This is a group of conditions of inflammation of the lungs due to inhaled antigen. This is diffuse and granulomatous in nature and occurring in those with previous sensitisation. The condition can range from acute to subacute to chronic.
Pathophysiology
It is not fully understood but seems to involve both type 3 and type 4 hypersensitivity processes (immune complex and cell mediated). The small size of the precipitating antigens often means that it is the distal airways that are affected i.e. alveoli and distal bronchioles. It is not atopic in nature and not associated with an elevation in IgE or eosinophils. On a histological level there is often a combination of interstitial inflammatory infiltrate, bronchiolitis, organising pneumonia with non caseating granulomas. In chronic disease there may be fibrosis.
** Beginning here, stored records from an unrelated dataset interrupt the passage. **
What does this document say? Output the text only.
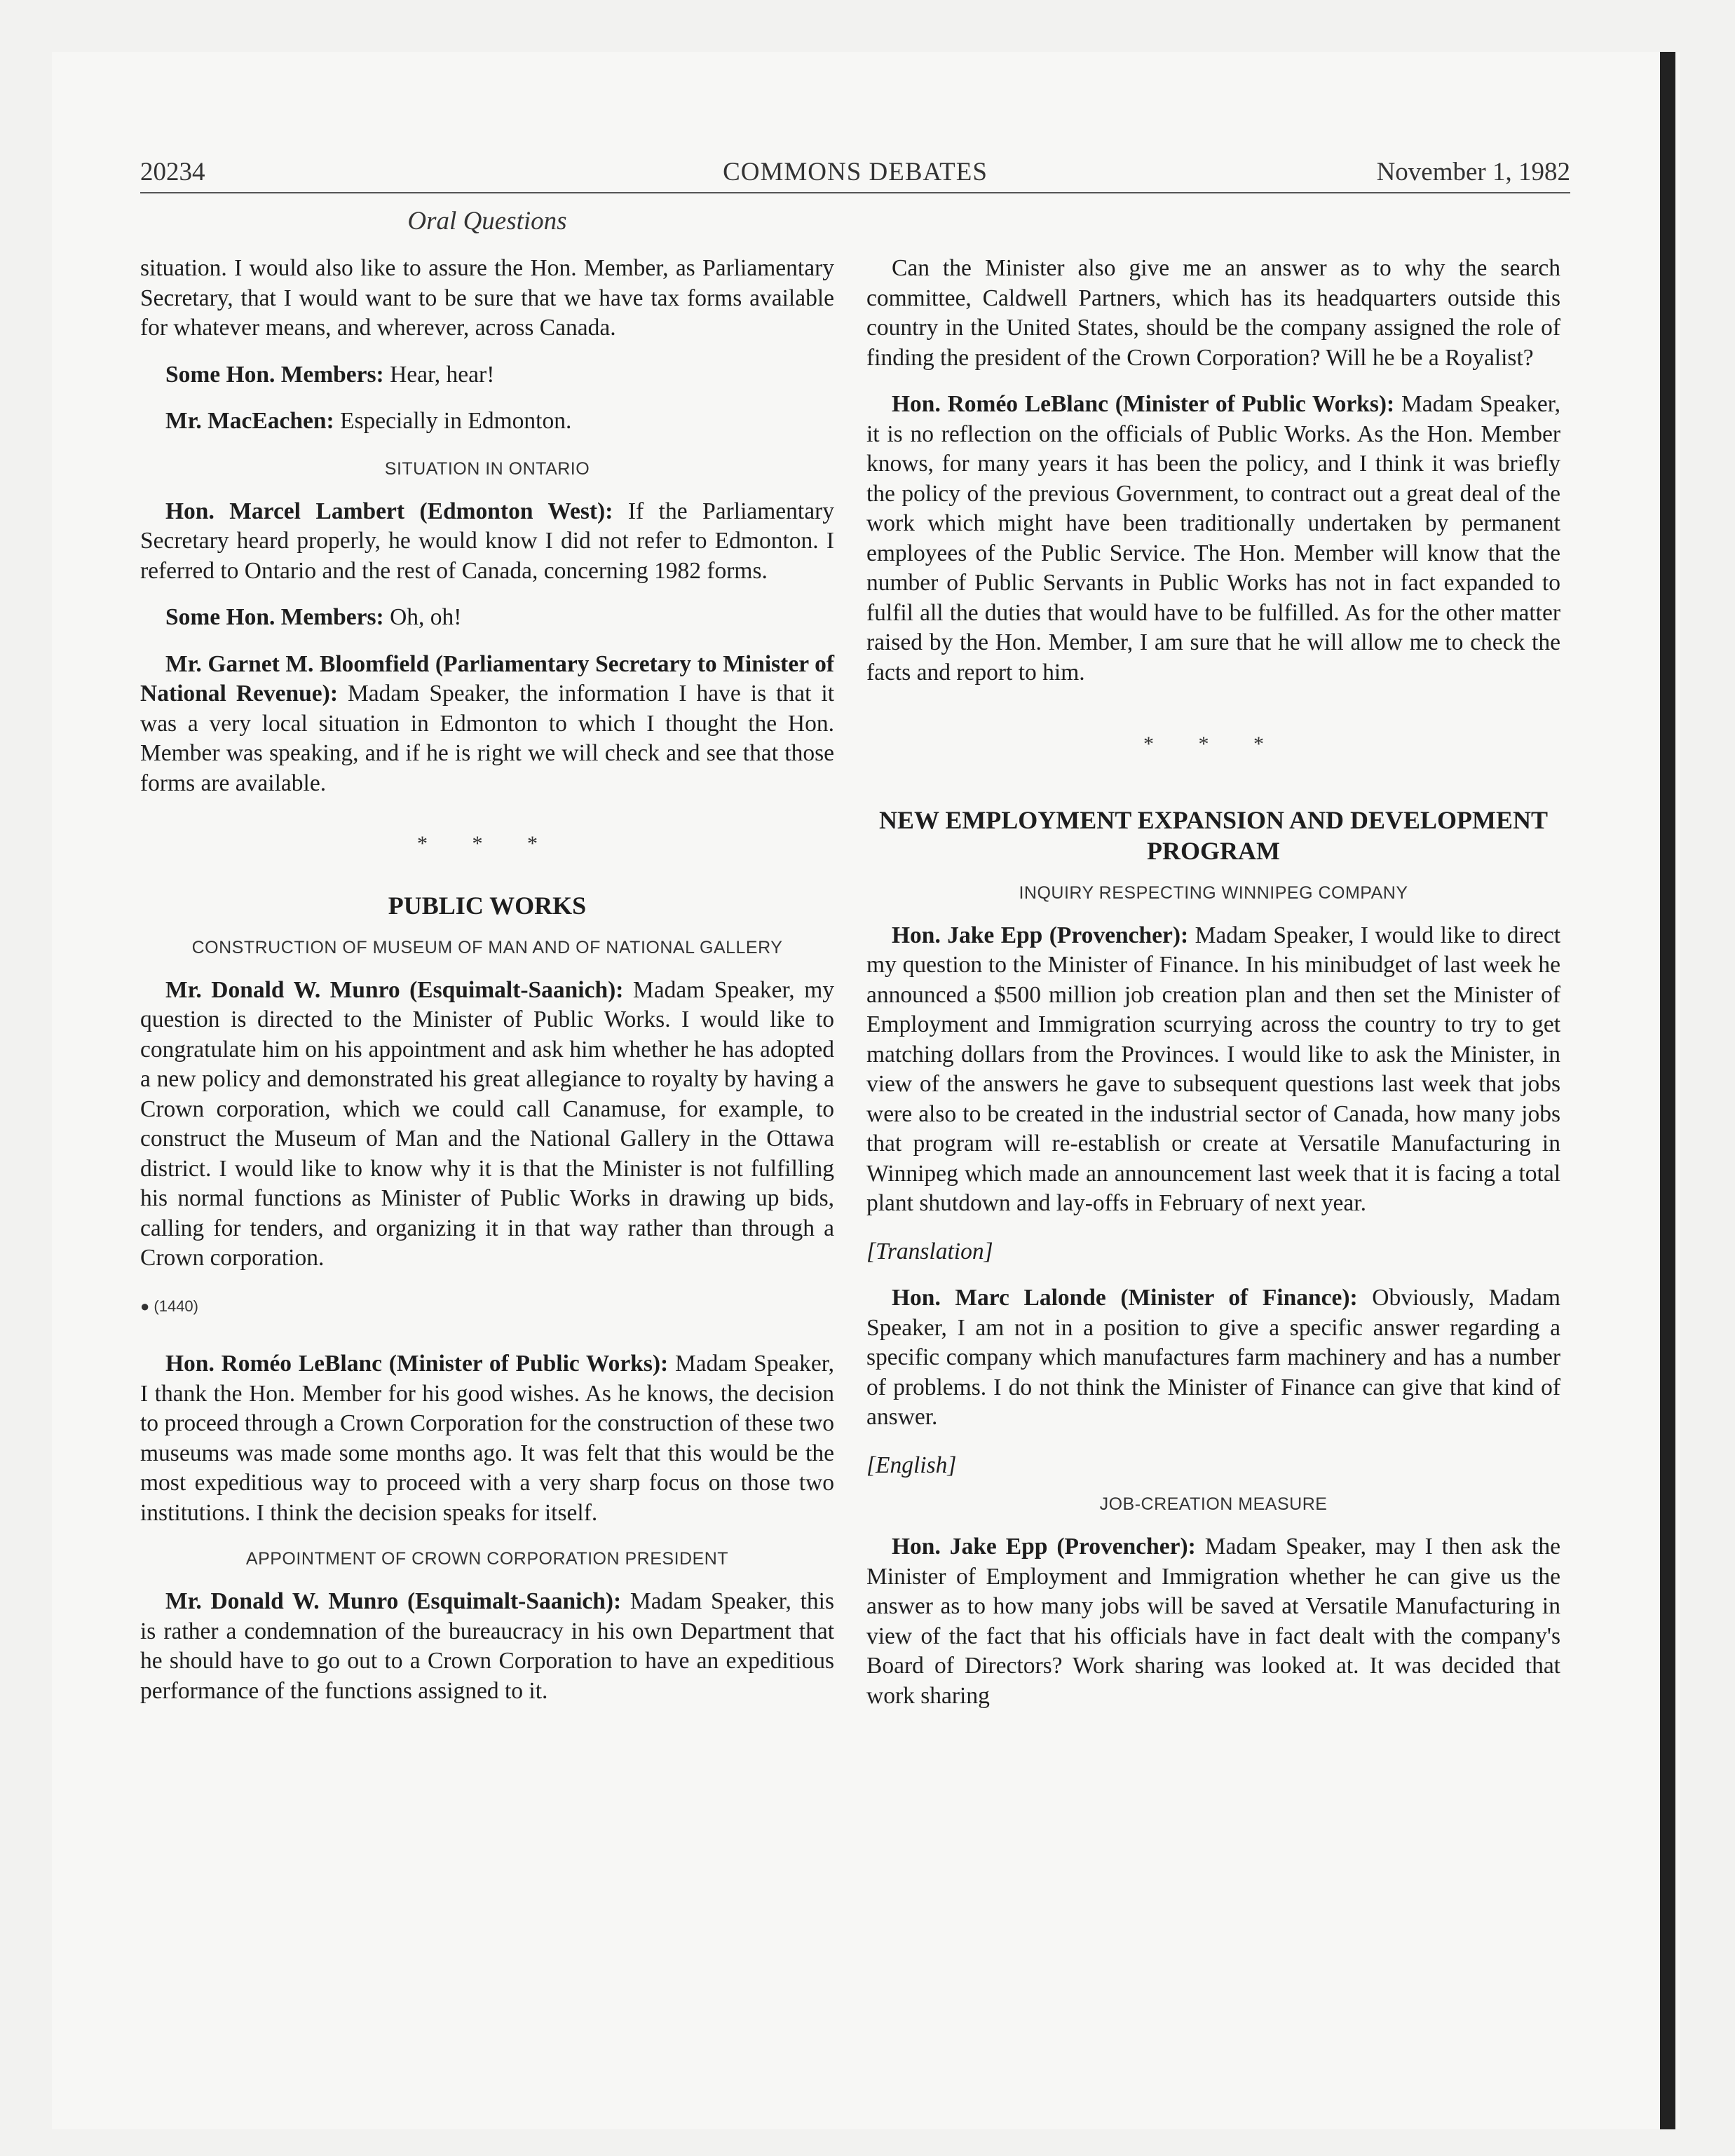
20234	COMMONS DEBATES	November 1, 1982
Oral Questions

situation. I would also like to assure the Hon. Member, as Parliamentary Secretary, that I would want to be sure that we have tax forms available for whatever means, and wherever, across Canada.

Some Hon. Members: Hear, hear!

Mr. MacEachen: Especially in Edmonton.

SITUATION IN ONTARIO

Hon. Marcel Lambert (Edmonton West): If the Parliamentary Secretary heard properly, he would know I did not refer to Edmonton. I referred to Ontario and the rest of Canada, concerning 1982 forms.

Some Hon. Members: Oh, oh!

Mr. Garnet M. Bloomfield (Parliamentary Secretary to Minister of National Revenue): Madam Speaker, the information I have is that it was a very local situation in Edmonton to which I thought the Hon. Member was speaking, and if he is right we will check and see that those forms are available.

* * *
PUBLIC WORKS
CONSTRUCTION OF MUSEUM OF MAN AND OF NATIONAL GALLERY

Mr. Donald W. Munro (Esquimalt-Saanich): Madam Speaker, my question is directed to the Minister of Public Works. I would like to congratulate him on his appointment and ask him whether he has adopted a new policy and demonstrated his great allegiance to royalty by having a Crown corporation, which we could call Canamuse, for example, to construct the Museum of Man and the National Gallery in the Ottawa district. I would like to know why it is that the Minister is not fulfilling his normal functions as Minister of Public Works in drawing up bids, calling for tenders, and organizing it in that way rather than through a Crown corporation.

● (1440)

Hon. Roméo LeBlanc (Minister of Public Works): Madam Speaker, I thank the Hon. Member for his good wishes. As he knows, the decision to proceed through a Crown Corporation for the construction of these two museums was made some months ago. It was felt that this would be the most expeditious way to proceed with a very sharp focus on those two institutions. I think the decision speaks for itself.

APPOINTMENT OF CROWN CORPORATION PRESIDENT

Mr. Donald W. Munro (Esquimalt-Saanich): Madam Speaker, this is rather a condemnation of the bureaucracy in his own Department that he should have to go out to a Crown Corporation to have an expeditious performance of the functions assigned to it.

Can the Minister also give me an answer as to why the search committee, Caldwell Partners, which has its headquarters outside this country in the United States, should be the company assigned the role of finding the president of the Crown Corporation? Will he be a Royalist?

Hon. Roméo LeBlanc (Minister of Public Works): Madam Speaker, it is no reflection on the officials of Public Works. As the Hon. Member knows, for many years it has been the policy, and I think it was briefly the policy of the previous Government, to contract out a great deal of the work which might have been traditionally undertaken by permanent employees of the Public Service. The Hon. Member will know that the number of Public Servants in Public Works has not in fact expanded to fulfil all the duties that would have to be fulfilled. As for the other matter raised by the Hon. Member, I am sure that he will allow me to check the facts and report to him.

* * *
NEW EMPLOYMENT EXPANSION AND DEVELOPMENT PROGRAM
INQUIRY RESPECTING WINNIPEG COMPANY

Hon. Jake Epp (Provencher): Madam Speaker, I would like to direct my question to the Minister of Finance. In his minibudget of last week he announced a $500 million job creation plan and then set the Minister of Employment and Immigration scurrying across the country to try to get matching dollars from the Provinces. I would like to ask the Minister, in view of the answers he gave to subsequent questions last week that jobs were also to be created in the industrial sector of Canada, how many jobs that program will re-establish or create at Versatile Manufacturing in Winnipeg which made an announcement last week that it is facing a total plant shutdown and lay-offs in February of next year.

[Translation]

Hon. Marc Lalonde (Minister of Finance): Obviously, Madam Speaker, I am not in a position to give a specific answer regarding a specific company which manufactures farm machinery and has a number of problems. I do not think the Minister of Finance can give that kind of answer.

[English]

JOB-CREATION MEASURE

Hon. Jake Epp (Provencher): Madam Speaker, may I then ask the Minister of Employment and Immigration whether he can give us the answer as to how many jobs will be saved at Versatile Manufacturing in view of the fact that his officials have in fact dealt with the company's Board of Directors? Work sharing was looked at. It was decided that work sharing
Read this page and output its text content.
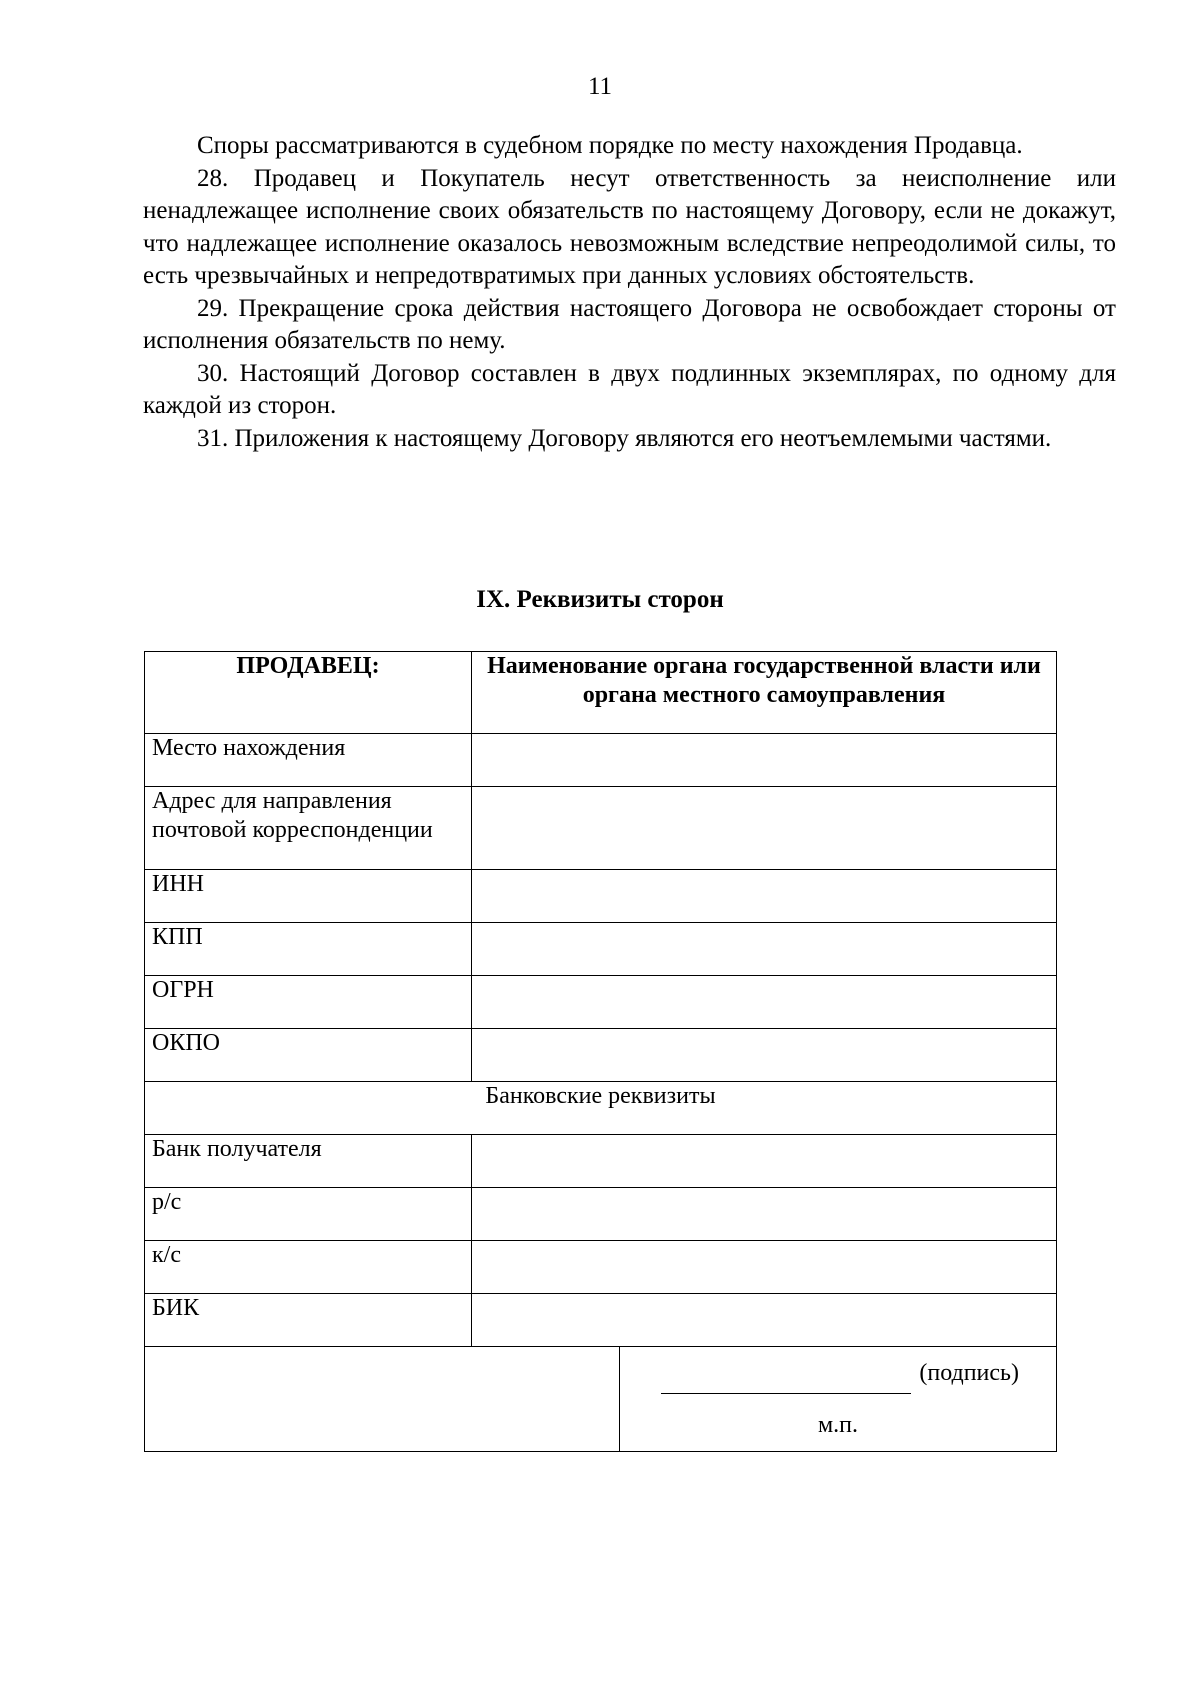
11

Споры рассматриваются в судебном порядке по месту нахождения Продавца.

28. Продавец и Покупатель несут ответственность за неисполнение или ненадлежащее исполнение своих обязательств по настоящему Договору, если не докажут, что надлежащее исполнение оказалось невозможным вследствие непреодолимой силы, то есть чрезвычайных и непредотвратимых при данных условиях обстоятельств.

29. Прекращение срока действия настоящего Договора не освобождает стороны от исполнения обязательств по нему.

30. Настоящий Договор составлен в двух подлинных экземплярах, по одному для каждой из сторон.

31. Приложения к настоящему Договору являются его неотъемлемыми частями.

IX. Реквизиты сторон
ПРОДАВЕЦ:	Наименование органа государственной власти или органа местного самоуправления	
Место нахождения		
Адрес для направления почтовой корреспонденции		
ИНН		
КПП		
ОГРН		
ОКПО		
Банковские реквизиты		
Банк получателя		
р/с		
к/с		
БИК		

		(подпись)
м.п.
Causes There are a wide number of recognised triggers, of varying rarity. One method for categorisation can be based on the nature of this antigen.
Animal protein
Bird fancier’s lung - from bird feathers and droppings
Rat lung - protein in rat droppings
Organisms
Farmer’s lung - from Saccharopolyspora rectivirgula in mouldy hay
Malt worker’s lung - from Aspergillus clavatus in mouldy malt
Cheese worker’s lung - from exposure to Penicillium casei in cheese mould
Mushroom worker’s lung - from exposure to thermophilic actinomycetes
Hot tub lung
Chemicals
Various chemicals found in paints and manufacturing processes
Presentation
Acute
Breathlessness
Dry cough
Chest tightness
Systemic upset - fever, malaise
Can be severe respiratory failure in extreme cases
Usually within 4-8 hours of exposure and resolving in a few days of removal of trigger
Chronic
Progressive exertional breathlessness
Dry cough
Sometimes systemic upset (e.g. weight loss)
Usually progressive over several months but may have shown episodes of acute flare ups. Can progress to features of chronic respiratory disease, such as cor pulmonale Signs
Diffuse crackles
Fever
Rarely clubbing in chronic disease
The history will likely yield a culprit antigen. Some occupations are therefore clearly more at risk e.g. malt worker
Investigations
Bloods
Non specific rise in inflammatory markers
Neutrophilia rather than eosinophilia
Serum antibody (IgG) precipitin - usually not very specific
Imaging
CXR
Diffuse small nodules or infiltrates
Ground glass appearance
Apical sparing
Chronic may show more upper and mid zone reticulation
High resolution CT
Patchy ground glass changes
Micronodules
More invasive investigations may have a role in some cases (under specialist guidance).
Bronchial alveolar lavage
Pulmonary function tests
Lung biopsy
Management
The key principles are:
Supportive care
Removal of precipitant
Consideration of immune modulation
Supportive care may be needed in some severe cases e.g. hypoxia. In many other cases, simple removal from the precipitant will result in improvement in acute cases. This is less clear in chronic cases where there may be a degree of irreversible fibrosis. Corticosteroids are the mainstay of specific therapy, although there is a lack of strong evidence for this.